The testing facility will be based at the National Decommissioning Centre in Ellon. (Image credit: University of Aberdeen/NDC)

SENGS is to build a new £2 million ‘world-leading’ testing facility for oil and gas on behalf of the National Decommissioning Centre (NDC).

The Ellon-based engineering firm, which is a Pryme Group company, will build the portable onshore test facility which will be based at the NDC in Newburgh.

NDC said that, as well as directly benefiting the local economy through the construction and operation phase, the project will also enable the development of a national research cluster in the field.

The facility will be used by technology developers to trial new techniques that NDC said could ‘significantly’ reduce the costs and risks involved in deploying new techniques for sealing wells.

It added that the North Sea has ‘some of the world’s most stringent’ regulations when it comes to well plugging and abandonment, which is the ‘biggest single decommissioning cost that North Sea operators currently face’ – with it saying that current practices generally require the use of a drilling rig to plug and abandon a well at an average cost of £5 million each.

NDC explained that, whilst new technologies are emerging that don’t require the use of a rig, proving these technologies requires access to an onshore well which is ‘risky and costly’. It said that the test chamber will overcome these issues by providing a ‘safe’ and ‘inexpensive’ alternative for testing that can stimulate the commercialisation of new techniques.

The project is funded by the Scottish Government’s decommissioning challenge fund via the Net Zero Technology Centre (NZTC), which along with the University of Aberdeen is a partner in the NDC.

Dr Sergi Arnau, who is leading the project at the NDC, said, “There are currently several rig-less plugging and abandonment technologies under development, including the use of thermite, bismuth alloys, and resins.
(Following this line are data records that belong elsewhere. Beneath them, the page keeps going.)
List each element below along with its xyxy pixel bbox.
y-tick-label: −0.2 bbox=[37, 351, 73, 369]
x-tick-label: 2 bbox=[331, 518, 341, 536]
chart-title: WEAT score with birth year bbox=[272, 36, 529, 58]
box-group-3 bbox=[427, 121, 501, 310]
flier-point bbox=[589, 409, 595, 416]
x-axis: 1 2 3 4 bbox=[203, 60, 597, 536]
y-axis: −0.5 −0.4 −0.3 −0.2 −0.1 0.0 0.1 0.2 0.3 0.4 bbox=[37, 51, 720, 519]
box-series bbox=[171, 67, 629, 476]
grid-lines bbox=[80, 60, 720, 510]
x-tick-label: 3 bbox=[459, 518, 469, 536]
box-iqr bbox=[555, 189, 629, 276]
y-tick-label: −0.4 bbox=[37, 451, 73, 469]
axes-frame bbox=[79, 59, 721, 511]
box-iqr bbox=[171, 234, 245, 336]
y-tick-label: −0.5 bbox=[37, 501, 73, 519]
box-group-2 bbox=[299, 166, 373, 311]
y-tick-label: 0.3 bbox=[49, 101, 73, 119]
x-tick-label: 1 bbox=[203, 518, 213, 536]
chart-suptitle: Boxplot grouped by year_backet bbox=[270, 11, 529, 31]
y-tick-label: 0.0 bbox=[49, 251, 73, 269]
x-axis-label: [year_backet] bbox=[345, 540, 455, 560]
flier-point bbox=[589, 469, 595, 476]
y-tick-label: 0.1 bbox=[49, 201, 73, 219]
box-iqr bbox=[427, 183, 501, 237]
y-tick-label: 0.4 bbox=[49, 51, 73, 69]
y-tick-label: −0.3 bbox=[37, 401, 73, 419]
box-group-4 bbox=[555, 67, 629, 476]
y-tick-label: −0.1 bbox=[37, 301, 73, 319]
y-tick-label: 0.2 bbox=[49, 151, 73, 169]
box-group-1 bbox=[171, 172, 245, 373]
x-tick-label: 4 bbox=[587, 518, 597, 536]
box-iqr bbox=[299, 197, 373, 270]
But to be accepted by industry these techniques need to be verified, qualified and shown to be at least as effective as traditional cement plugs.
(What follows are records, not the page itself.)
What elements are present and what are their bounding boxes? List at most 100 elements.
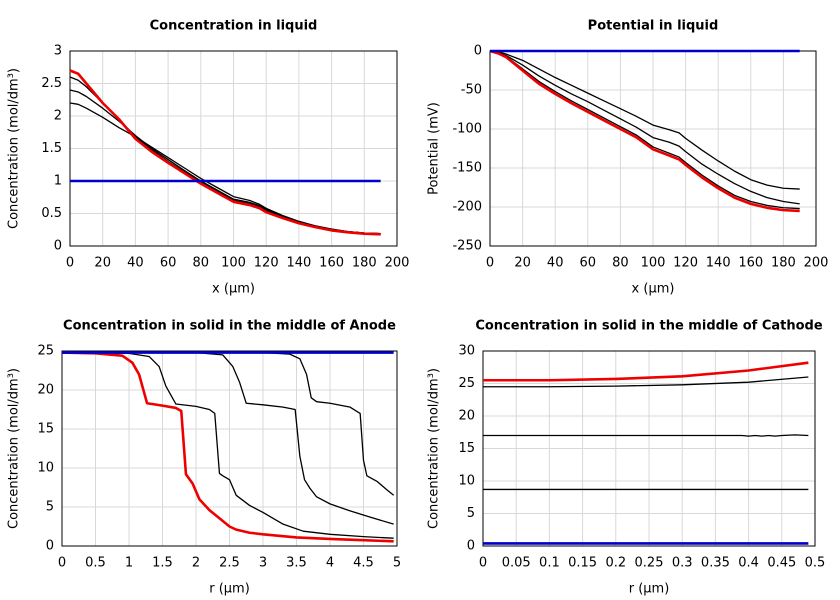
x-tick-label: 60 bbox=[160, 256, 177, 271]
y-tick-label: -250 bbox=[452, 239, 482, 254]
y-tick-label: 2.5 bbox=[41, 76, 62, 91]
x-tick-label: 100 bbox=[221, 256, 246, 271]
y-tick-label: -100 bbox=[452, 122, 482, 137]
x-tick-label: 40 bbox=[547, 256, 564, 271]
series-line bbox=[489, 50, 800, 205]
x-tick-label: 0.1 bbox=[539, 556, 560, 571]
y-axis-label: Concentration (mol/dm³) bbox=[427, 368, 442, 529]
x-tick-label: 0.4 bbox=[738, 556, 759, 571]
x-tick-label: 0 bbox=[486, 256, 494, 271]
x-tick-label: 0.35 bbox=[701, 556, 730, 571]
x-tick-label: 2.5 bbox=[219, 556, 240, 571]
x-tick-label: 0 bbox=[58, 556, 66, 571]
x-tick-label: 1 bbox=[125, 556, 133, 571]
y-tick-label: 25 bbox=[37, 344, 54, 359]
x-tick-label: 160 bbox=[319, 256, 344, 271]
x-tick-label: 60 bbox=[580, 256, 597, 271]
x-tick-label: 0.25 bbox=[635, 556, 664, 571]
series-line bbox=[62, 351, 394, 525]
x-tick-label: 120 bbox=[254, 256, 279, 271]
x-tick-label: 180 bbox=[352, 256, 377, 271]
chart-title: Concentration in liquid bbox=[150, 19, 318, 34]
y-tick-label: 10 bbox=[458, 474, 475, 489]
series-line bbox=[69, 69, 381, 236]
y-tick-label: 1.5 bbox=[41, 141, 62, 156]
plot-frame bbox=[61, 350, 398, 547]
y-tick-label: 3 bbox=[54, 44, 62, 59]
y-tick-label: 15 bbox=[37, 422, 54, 437]
y-axis-label: Potential (mV) bbox=[427, 102, 442, 195]
plot-frame bbox=[482, 350, 816, 547]
x-tick-label: 0.5 bbox=[805, 556, 826, 571]
x-tick-label: 40 bbox=[127, 256, 144, 271]
x-tick-label: 80 bbox=[612, 256, 629, 271]
y-tick-label: 0.5 bbox=[41, 206, 62, 221]
x-tick-label: 5 bbox=[393, 556, 401, 571]
series-line bbox=[483, 361, 809, 382]
y-tick-label: 30 bbox=[458, 344, 475, 359]
x-tick-label: 100 bbox=[641, 256, 666, 271]
series-line bbox=[69, 102, 381, 235]
y-tick-label: 25 bbox=[458, 376, 475, 391]
x-tick-label: 0 bbox=[479, 556, 487, 571]
series-line bbox=[61, 351, 394, 539]
x-tick-label: 200 bbox=[804, 256, 829, 271]
x-tick-label: 20 bbox=[514, 256, 531, 271]
x-tick-label: 120 bbox=[673, 256, 698, 271]
x-tick-label: 200 bbox=[385, 256, 410, 271]
chart-title: Concentration in solid in the middle of … bbox=[475, 319, 823, 334]
x-tick-label: 4.5 bbox=[353, 556, 374, 571]
y-tick-label: 0 bbox=[467, 539, 475, 554]
x-tick-label: 3.5 bbox=[286, 556, 307, 571]
series-line bbox=[489, 50, 800, 210]
y-tick-label: -200 bbox=[452, 200, 482, 215]
x-axis-label: x (µm) bbox=[632, 282, 675, 297]
x-axis-label: r (µm) bbox=[629, 582, 670, 597]
y-tick-label: 0 bbox=[46, 539, 54, 554]
series-line bbox=[483, 434, 809, 437]
x-tick-label: 2 bbox=[192, 556, 200, 571]
x-tick-label: 0.5 bbox=[85, 556, 106, 571]
x-tick-label: 140 bbox=[286, 256, 311, 271]
x-tick-label: 1.5 bbox=[152, 556, 173, 571]
chart-title: Potential in liquid bbox=[588, 19, 719, 34]
x-tick-label: 4 bbox=[326, 556, 334, 571]
x-tick-label: 3 bbox=[259, 556, 267, 571]
y-tick-label: 10 bbox=[37, 461, 54, 476]
series-line bbox=[483, 376, 809, 388]
y-tick-label: -150 bbox=[452, 161, 482, 176]
y-tick-label: 15 bbox=[458, 441, 475, 456]
x-tick-label: 0.3 bbox=[672, 556, 693, 571]
y-tick-label: 5 bbox=[46, 500, 54, 515]
y-tick-label: 0 bbox=[474, 44, 482, 59]
x-tick-label: 0.2 bbox=[605, 556, 626, 571]
y-tick-label: 0 bbox=[54, 239, 62, 254]
series-line bbox=[489, 49, 800, 213]
y-tick-label: 2 bbox=[54, 109, 62, 124]
x-axis-label: x (µm) bbox=[212, 282, 255, 297]
x-tick-label: 80 bbox=[193, 256, 210, 271]
chart-title: Concentration in solid in the middle of … bbox=[63, 319, 396, 334]
y-tick-label: 1 bbox=[54, 174, 62, 189]
x-tick-label: 0.15 bbox=[568, 556, 597, 571]
x-tick-label: 160 bbox=[738, 256, 763, 271]
plot-frame bbox=[69, 50, 398, 247]
series-line bbox=[61, 351, 394, 543]
y-tick-label: -50 bbox=[461, 83, 482, 98]
y-tick-label: 20 bbox=[37, 383, 54, 398]
x-tick-label: 0 bbox=[66, 256, 74, 271]
x-tick-label: 0.05 bbox=[502, 556, 531, 571]
y-tick-label: 20 bbox=[458, 409, 475, 424]
x-tick-label: 20 bbox=[94, 256, 111, 271]
series-line bbox=[69, 89, 381, 235]
y-tick-label: 5 bbox=[467, 506, 475, 521]
series-line bbox=[62, 351, 395, 496]
series-line bbox=[69, 76, 381, 235]
y-axis-label: Concentration (mol/dm³) bbox=[7, 68, 22, 229]
x-tick-label: 0.45 bbox=[767, 556, 796, 571]
series-line bbox=[489, 50, 800, 190]
y-axis-label: Concentration (mol/dm³) bbox=[7, 368, 22, 529]
x-axis-label: r (µm) bbox=[209, 582, 250, 597]
x-tick-label: 140 bbox=[706, 256, 731, 271]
“The Barrier Qualification Test Chamber will significantly reduce the cost and risks associated with testing and qualifying new plugging and abandonment techniques and allow for the removal and analysis of the plugs, which is impossible through normal, offshore testing.

“This will help to validate new techniques while accelerating commercialisation and deployment. Not only this, but the techniques developed and proved by this new facility will be directly exportable to basins around the world, underlining its potential on a global scale.”
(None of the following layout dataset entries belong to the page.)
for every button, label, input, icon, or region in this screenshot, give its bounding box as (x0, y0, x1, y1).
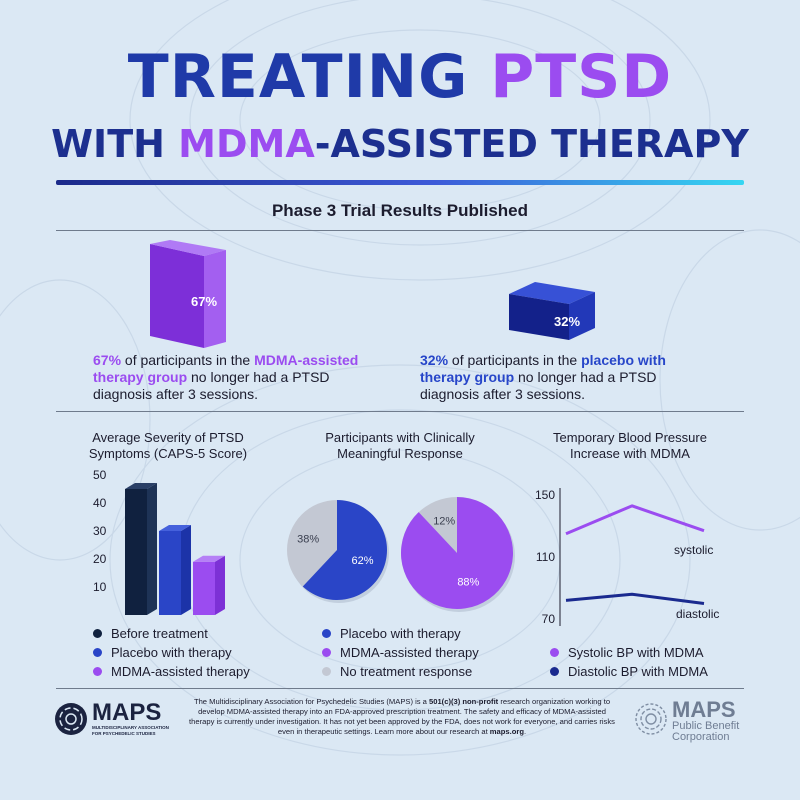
title-with: WITH (51, 122, 179, 166)
pie-charts: 62% 38% 88% 12% (287, 497, 515, 612)
line-chart-title: Temporary Blood Pressure Increase with M… (553, 430, 707, 461)
pie-slice-response (401, 497, 513, 609)
title-assisted-therapy: -ASSISTED THERAPY (314, 122, 749, 166)
maps-pbc-swirl-icon (635, 703, 667, 735)
bar-side (147, 483, 157, 615)
legend-item: MDMA-assisted therapy (93, 662, 250, 681)
line-y-tick-label: 150 (535, 488, 555, 502)
pie-chart-title: Participants with Clinically Meaningful … (325, 430, 475, 461)
subtitle: Phase 3 Trial Results Published (271, 201, 529, 220)
legend-item: Before treatment (93, 624, 250, 643)
pie-slice-response (302, 500, 387, 600)
bar-top (159, 525, 191, 531)
stat-left-text: 67% of participants in the MDMA-assisted… (93, 352, 359, 402)
legend-dot (550, 648, 559, 657)
stat-box-placebo-front (509, 294, 569, 340)
bar-chart-title: Average Severity of PTSD Symptoms (CAPS-… (88, 430, 248, 461)
stat-left-highlight: MDMA-assisted therapy group (93, 352, 359, 385)
stat-right-pct: 32% (420, 352, 449, 368)
maps-pbc-logo[interactable]: MAPS Public Benefit Corporation (634, 697, 764, 743)
pie-slice-label: 88% (457, 577, 479, 589)
legend-item: MDMA-assisted therapy (322, 643, 479, 662)
maps-logo-name: MAPS (92, 699, 162, 726)
legend-dot (322, 667, 331, 676)
bar-chart: 10 20 30 40 50 (93, 468, 225, 615)
legend-item: No treatment response (322, 662, 479, 681)
maps-logo-left[interactable]: MAPS MULTIDISCIPLINARY ASSOCIATION FOR P… (54, 700, 184, 740)
bar-top (125, 483, 157, 489)
divider-middle (56, 411, 744, 412)
bar (193, 561, 215, 615)
stat-box-mdma-front-left (150, 244, 204, 348)
legend-item: Diastolic BP with MDMA (550, 662, 708, 681)
stat-left-pct: 67% (93, 352, 122, 368)
footer-disclaimer: The Multidisciplinary Association for Ps… (189, 697, 615, 736)
legend-dot (93, 667, 102, 676)
bar (125, 489, 147, 615)
title-ptsd: PTSD (490, 42, 673, 112)
stat-right-text: 32% of participants in the placebo with … (420, 352, 666, 402)
legend-item: Placebo with therapy (322, 624, 479, 643)
bar-legend: Before treatment Placebo with therapy MD… (93, 624, 250, 681)
stat-box-mdma-top (150, 240, 226, 256)
line-series (565, 504, 705, 536)
pie-slice-label: 62% (352, 555, 374, 567)
stat-box-placebo-label: 32% (554, 314, 580, 329)
legend-dot (322, 629, 331, 638)
bar-top (193, 555, 225, 562)
pie-slice-label: 12% (433, 516, 455, 528)
bar-y-tick-label: 50 (93, 468, 107, 482)
pie-slice-label: 38% (297, 534, 319, 546)
maps-logo-subtitle: MULTIDISCIPLINARY ASSOCIATION FOR PSYCHE… (92, 725, 169, 736)
legend-dot (93, 648, 102, 657)
stat-box-mdma-side (204, 250, 226, 348)
title-line-1: TREATING PTSD (0, 42, 800, 112)
legend-dot (93, 629, 102, 638)
legend-dot (550, 667, 559, 676)
maps-pbc-subtitle: Public Benefit Corporation (672, 720, 740, 743)
legend-item: Systolic BP with MDMA (550, 643, 708, 662)
maps-pbc-name: MAPS (672, 697, 736, 722)
bar-side (215, 555, 225, 615)
line-series-label: diastolic (676, 607, 719, 621)
maps-org-link[interactable]: maps.org (489, 727, 524, 736)
line-y-tick-label: 70 (542, 612, 556, 626)
maps-swirl-icon (55, 703, 87, 735)
pie-legend: Placebo with therapy MDMA-assisted thera… (322, 624, 479, 681)
bar (159, 531, 181, 615)
bar-y-tick-label: 10 (93, 580, 107, 594)
title-gradient-bar (56, 180, 744, 185)
stat-box-mdma-label: 67% (191, 294, 217, 309)
line-y-tick-label: 110 (536, 550, 555, 564)
divider-top (56, 230, 744, 231)
stat-box-placebo-top (509, 282, 595, 304)
bar-y-tick-label: 20 (93, 552, 107, 566)
line-chart: 150 110 70 systolic diastolic (535, 488, 719, 626)
bar-side (181, 525, 191, 615)
title-treating: TREATING (127, 42, 491, 112)
divider-bottom (56, 688, 744, 689)
line-legend: Systolic BP with MDMA Diastolic BP with … (550, 643, 708, 681)
stat-right-highlight: placebo with therapy group (420, 352, 666, 385)
title-mdma: MDMA (178, 122, 315, 166)
line-series (565, 592, 705, 605)
bar-y-tick-label: 30 (93, 524, 107, 538)
stat-box-placebo: 32% (509, 282, 595, 340)
stat-box-placebo-side (569, 292, 595, 340)
line-series-label: systolic (674, 543, 713, 557)
title-line-2: WITH MDMA-ASSISTED THERAPY (0, 120, 800, 168)
legend-item: Placebo with therapy (93, 643, 250, 662)
stat-box-mdma: 67% (150, 240, 226, 348)
bar-y-tick-label: 40 (93, 496, 107, 510)
legend-dot (322, 648, 331, 657)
NDC director Professor Richard Neilson, of the University of Aberdeen, is a co-investigator in the project. He said: “While the short-term benefits of the project are clear, in the long term it will stimulate the creation of a cluster that will benefit industry and academic research in the north-east of Scotland and beyond.

“The NDC is ideally placed to host this equipment given the strength of our in-house expertise and proximity to the North Sea, as well as the availability of other complementary testing equipment providing a one-stop shop for solutions.”